2.) At night max still poops and pees a lot (@2 poops and 3 pees). I make sure he has his last drink and food no later than 7pm and I still take him out every 30 minutes until 9pm. Is this normal. Should he be able to hold it and sleep through the night?

3.) Even though he is potty trained he still needs to go out every 30 minutes or so or he will pee on his potty pad. Why does he pee sooooo much?

4.) Last question I promise! Why does he always want to pee on a fresh potty pad. Always does within minutes.

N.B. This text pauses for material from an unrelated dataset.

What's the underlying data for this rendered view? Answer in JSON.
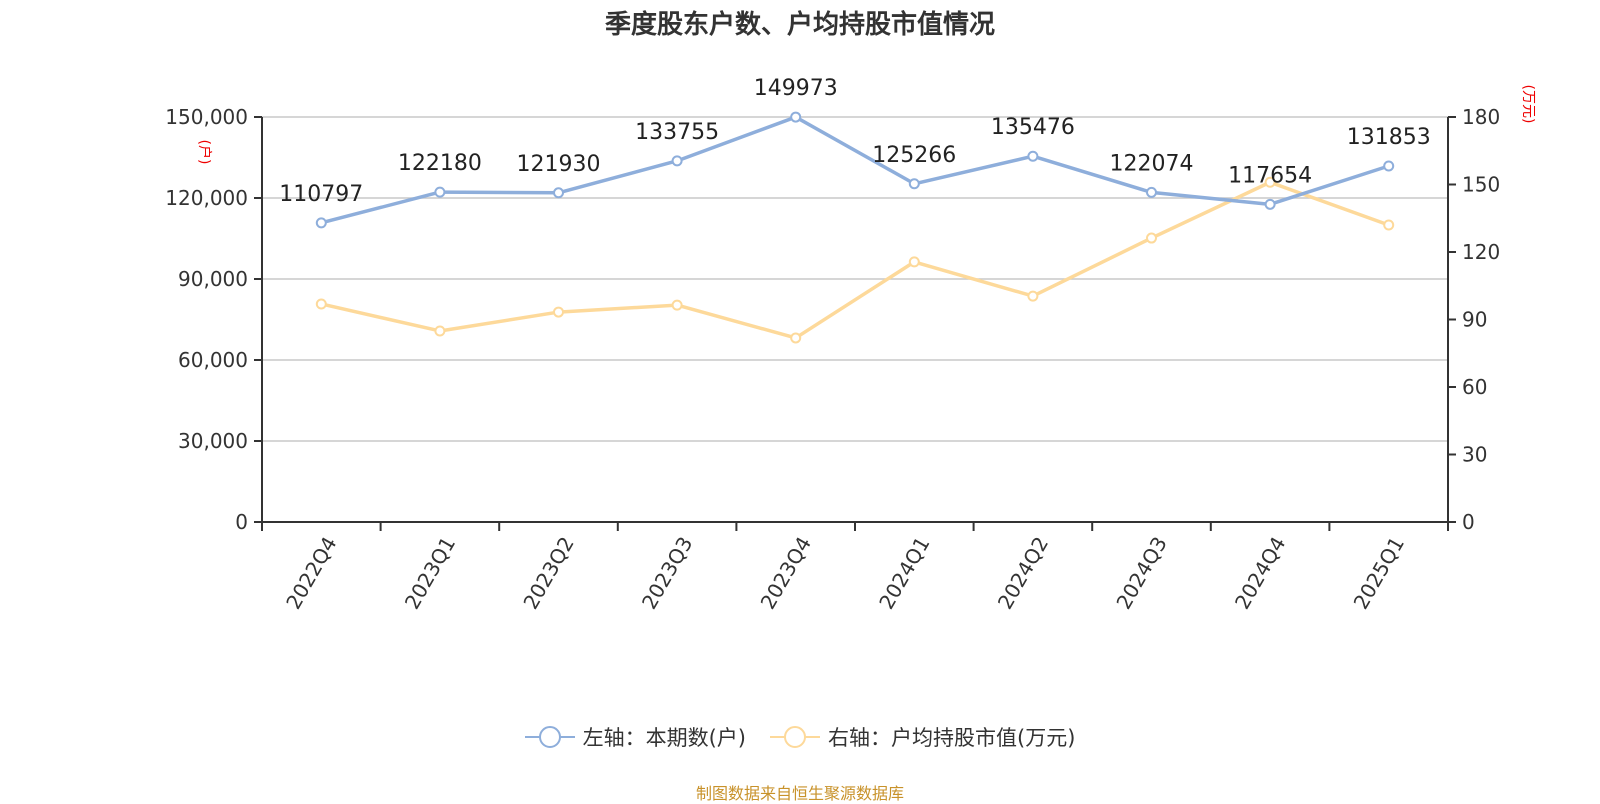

Other than that I think we have made progress but still have a ways to go. Any and all input is gladly welcome. Also, just to make things clear I believe Max was a puppy mill puppy. I understand what a lot of you think about that but I have come to the conclusion that I saved him. He doesnt know that so why be megative about it. Sorry had to put that out there.


----------



## krandall (Jun 11, 2009)

*me!*

it sounds to me like you are doing a GREAT job establishing good habits. He is still very young. YYou will find that, eventually, he will start to prefer going outside. You are dong all the right things. It just takes time!


----------



## Pucks104 (Aug 16, 2012)

Sounds like everything is on track. I noticed with Leo at 7 months or so there seemed to be a good step forward in a lengthening of the time between pee trips outside. He never used an indoor option. He spent a lot of time in his expen only being out when he was empty and could be closely watched. Slowly over the last few months Leo spends more and more time out of his expen, has begun coming to me to let me know when he needs to go back out and has freedom to run around the house without our worrying that he might have an accident. He is now 10 months old. The close supervision and confinement when we couldn't watch him closely, meant that Leo only ever had 2 pee accidents in the house and no poop accidents. He has had no accidents at my office though I still don't give him much freedom there - too many staples, paper clips, loose paper atound to trust him. The process of establishing good potty habits takes time but is time well spent if it means you have an adult dog that takes care of potty business in acceptable, to you, places only!


----------



## CrazyMax (Nov 7, 2013)

Thanks everyone. I just made another post.


----------